Continuity of Startup India Mission

The original Startup India initiative was launched in January 2016 to simplify regulations and support innovation.

Since then, thousands of startups have been recognized under the program.

The approval of FoF 2.0 shows policy continuity.

It signals that startup support remains a priority even amid global economic uncertainty.

How Startups Can Benefit

Startups cannot directly apply to FoF 2.0.

Instead, they must seek funding from SEBI-registered AIFs that receive capital from SIDBI under the scheme.

Eligible startups typically include:

  • DPIIT-recognized startups
  • Innovation-led technology companies
  • Firms with scalable business models

Founders working in research-heavy fields such as AI chips, robotics, biotech, and clean energy may benefit the most.

Challenges Ahead

While the approval is significant, execution will be crucial.

Deep tech startups face challenges such as:

  • Long development cycles
  • High research costs
  • Regulatory approvals
  • Global competition

Effective fund allocation and strong due diligence will be important to ensure capital reaches high-quality startups.

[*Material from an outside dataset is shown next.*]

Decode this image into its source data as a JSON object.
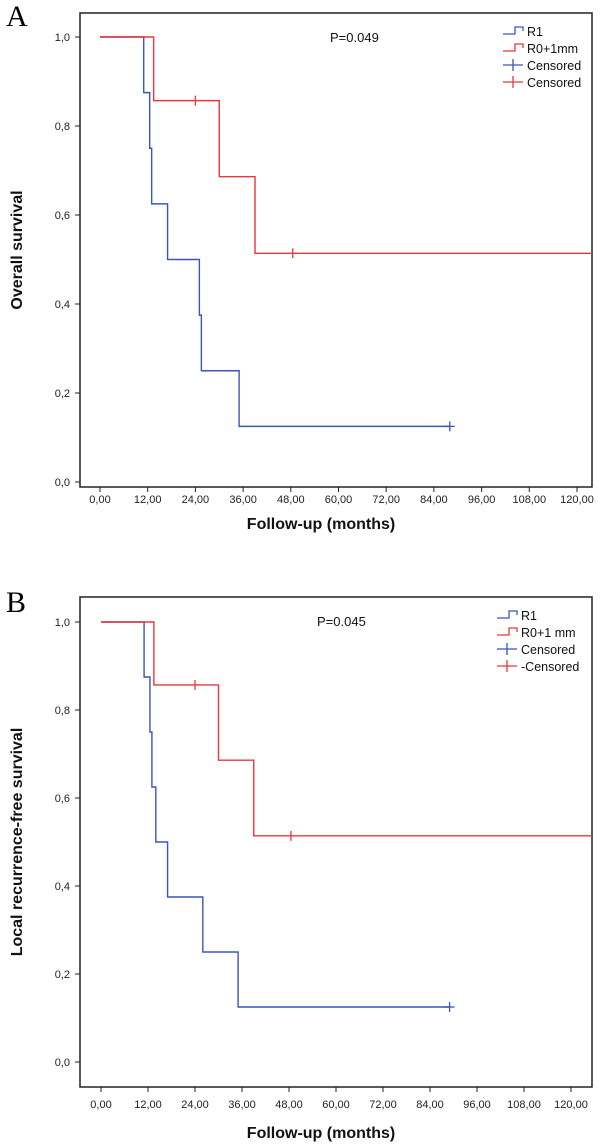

Monitoring and transparency will also be key to maintaining trust in the system.

India’s Position in Global Deep Tech Race

Countries like the United States and China have invested heavily in deep technology.

India has strong talent in engineering and research. However, access to long-term funding has often been limited.

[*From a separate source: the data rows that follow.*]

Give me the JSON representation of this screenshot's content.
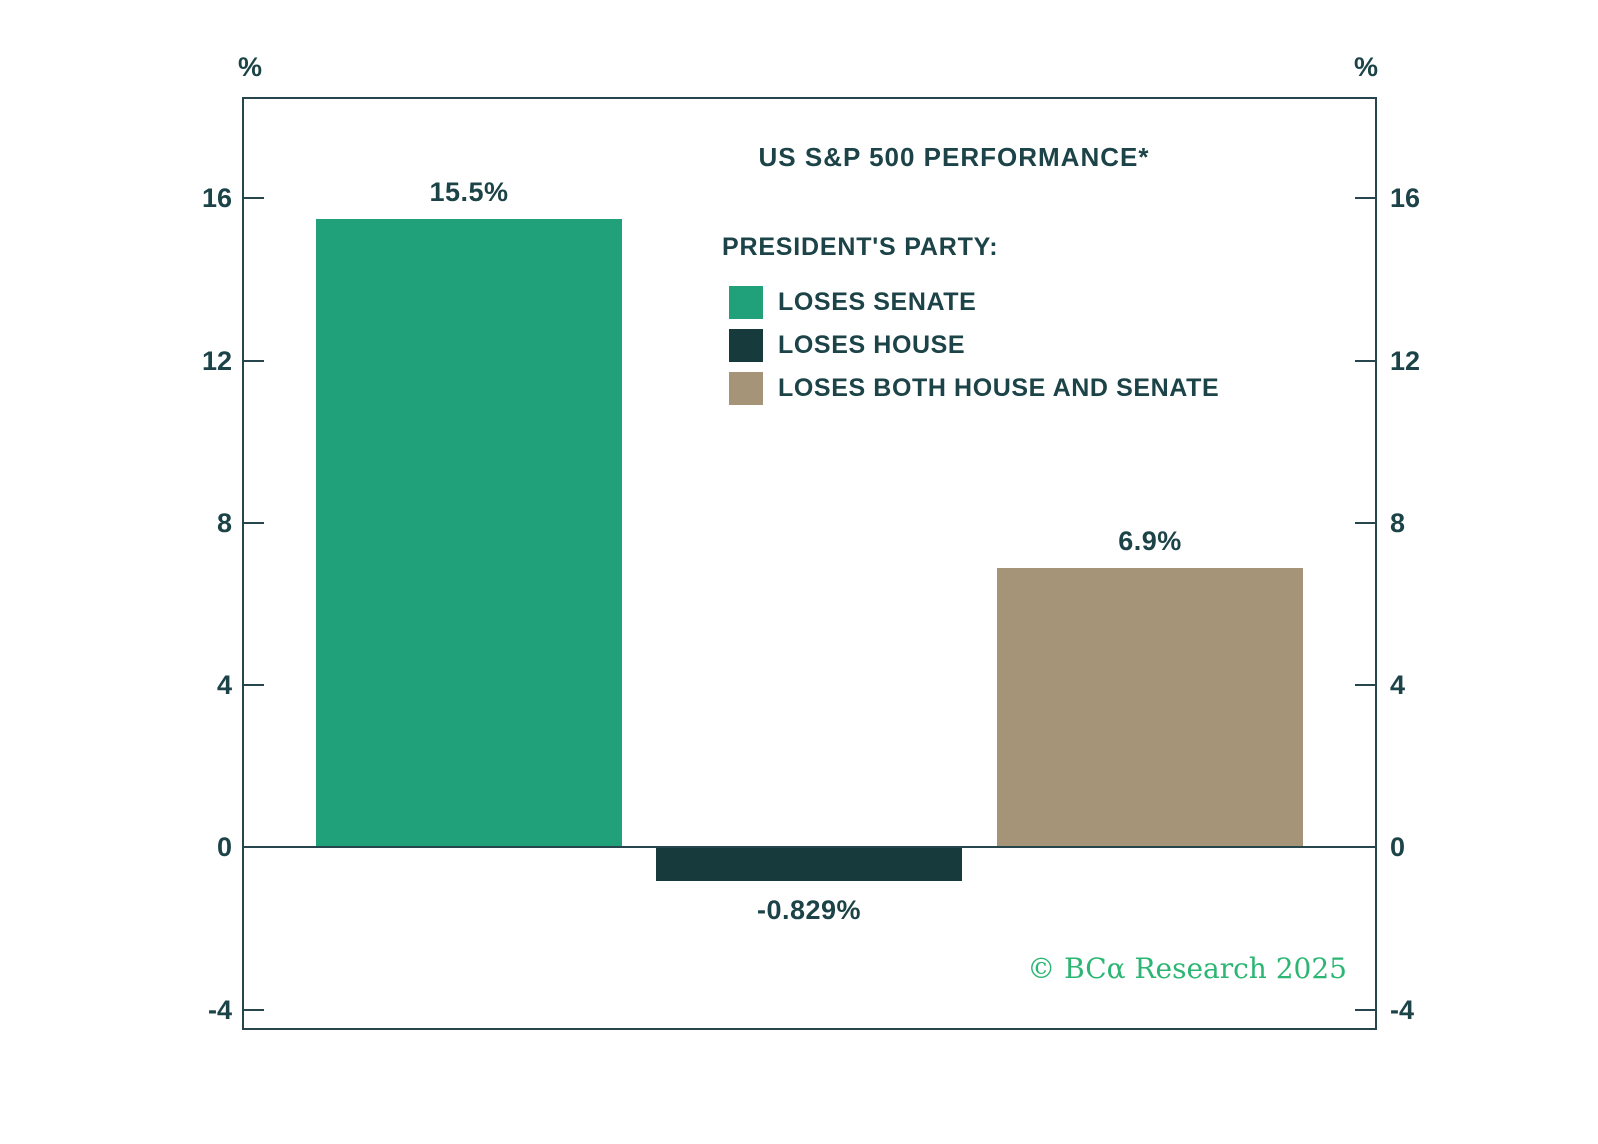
{
  "chart_data": {
    "type": "bar",
    "title": "US S&P 500 PERFORMANCE*",
    "legend_title": "PRESIDENT'S PARTY:",
    "categories": [
      "LOSES SENATE",
      "LOSES HOUSE",
      "LOSES BOTH HOUSE AND SENATE"
    ],
    "values": [
      15.5,
      -0.829,
      6.9
    ],
    "value_labels": [
      "15.5%",
      "-0.829%",
      "6.9%"
    ],
    "colors": [
      "#21A179",
      "#173A3D",
      "#A59478"
    ],
    "axis_unit": "%",
    "yticks": [
      16,
      12,
      8,
      4,
      0,
      -4
    ],
    "ylim": [
      -4.5,
      18.5
    ],
    "grid": false,
    "legend_position": "inside-upper-right",
    "copyright": "© BCα Research 2025"
  },
  "theme": {
    "text_color": "#1C4347",
    "axis_color": "#26454C",
    "copyright_color": "#2DB673",
    "background": "#FFFFFF"
  }
}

FoF 2.0 aims to address this gap.

If implemented effectively, it can help Indian startups build globally competitive products and intellectual property.

This could improve India’s standing in global technology value chains.

What This Means for Investors and Entrepreneurs

For entrepreneurs, this is a positive policy signal.

For investors, it offers an opportunity to partner with government-backed capital pools.

For the economy, it strengthens the innovation ecosystem.

The focus on deep tech also supports national priorities such as digital sovereignty, advanced manufacturing, and sustainable development.

Conclusion

The approval of Startup India FoF 2.0 with a ₹10,000 crore corpus marks a major step in India’s innovation journey.

The fund aims to support deep tech startups in critical sectors like AI, semiconductors, clean energy, biotech, and space technology.

By channeling capital through SIDBI and professional investment funds, the government seeks to boost private participation and build a stronger, research-driven startup ecosystem.

At a time when global funding conditions remain tight, this move provides stability and long-term direction.

If implemented well, FoF 2.0 could play a key role in shaping India’s next decade of technology growth.

For Indian founders and investors, the message is clear: deep tech innovation now has stronger institutional backing than ever before.